Since the 1960’s, Preservation Hall has been an anchor for jazz, New Orleans culture and African American artistry. The goal of the exhibit, is to show that there is more to a musician than the music they make on stage.

Nic[o] Brierre Aziz is a guest curator of the exhibit and says, “sometimes the community doesn’t value the bodies of the expressers, as much as the actual expression. I think this exhibition creates a lot of questions for people, of what it means to express yourself creatively in this city but also having to deal with some the issues of this city and America as a whole.”

Felicita Felli Maynard is one of the exhibition artists and says, “there’s a beauty in understanding the level of culture bearing at that time of the 1960’s and earlier. A lot of the work I am looking to do on the contemporary level, is to honor and acknowledge those early folks and give them a space in the larger candid of history.”

The collection blends Preservation Hall Foundation archive photography and posters, with glass plate and tin type contemporary photography from inspired creatives such as Felicita Felli Maynard.

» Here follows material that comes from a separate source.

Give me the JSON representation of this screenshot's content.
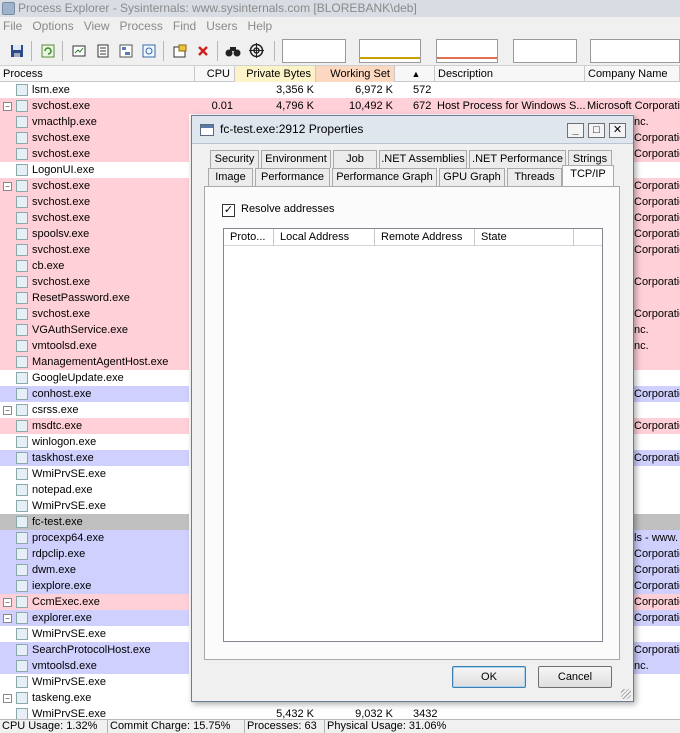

“This portrait my self, is a double exposure that looks into the past, while looking into the future. It’s made using the same process from the 1850’s called wet plate collodion. I used a historical form of photography as a direct conversation with both the past and the future,” says Maynard.

One of the three exhibition rooms is reimagined as a dressing room of two black drag performing artists from the early 1900’s. It’s a narrative that aims to illuminate, not only the contributions of African Americans but promote representation.

Kelly Porter is the Preservation Hall Foundation Archives Project Manager and says, “we lose records of a lot of people and this room here, is about the things we don’t have. It’s us dreaming up something in the place of these lost records. It’s also about how black music and culture has gone around the world and changed it in a really profound way.”

Presence and Precarity: A Louisiana Fairytale; will be on display at Preservation Hall, through the Juneteenth national holiday, on select Sundays.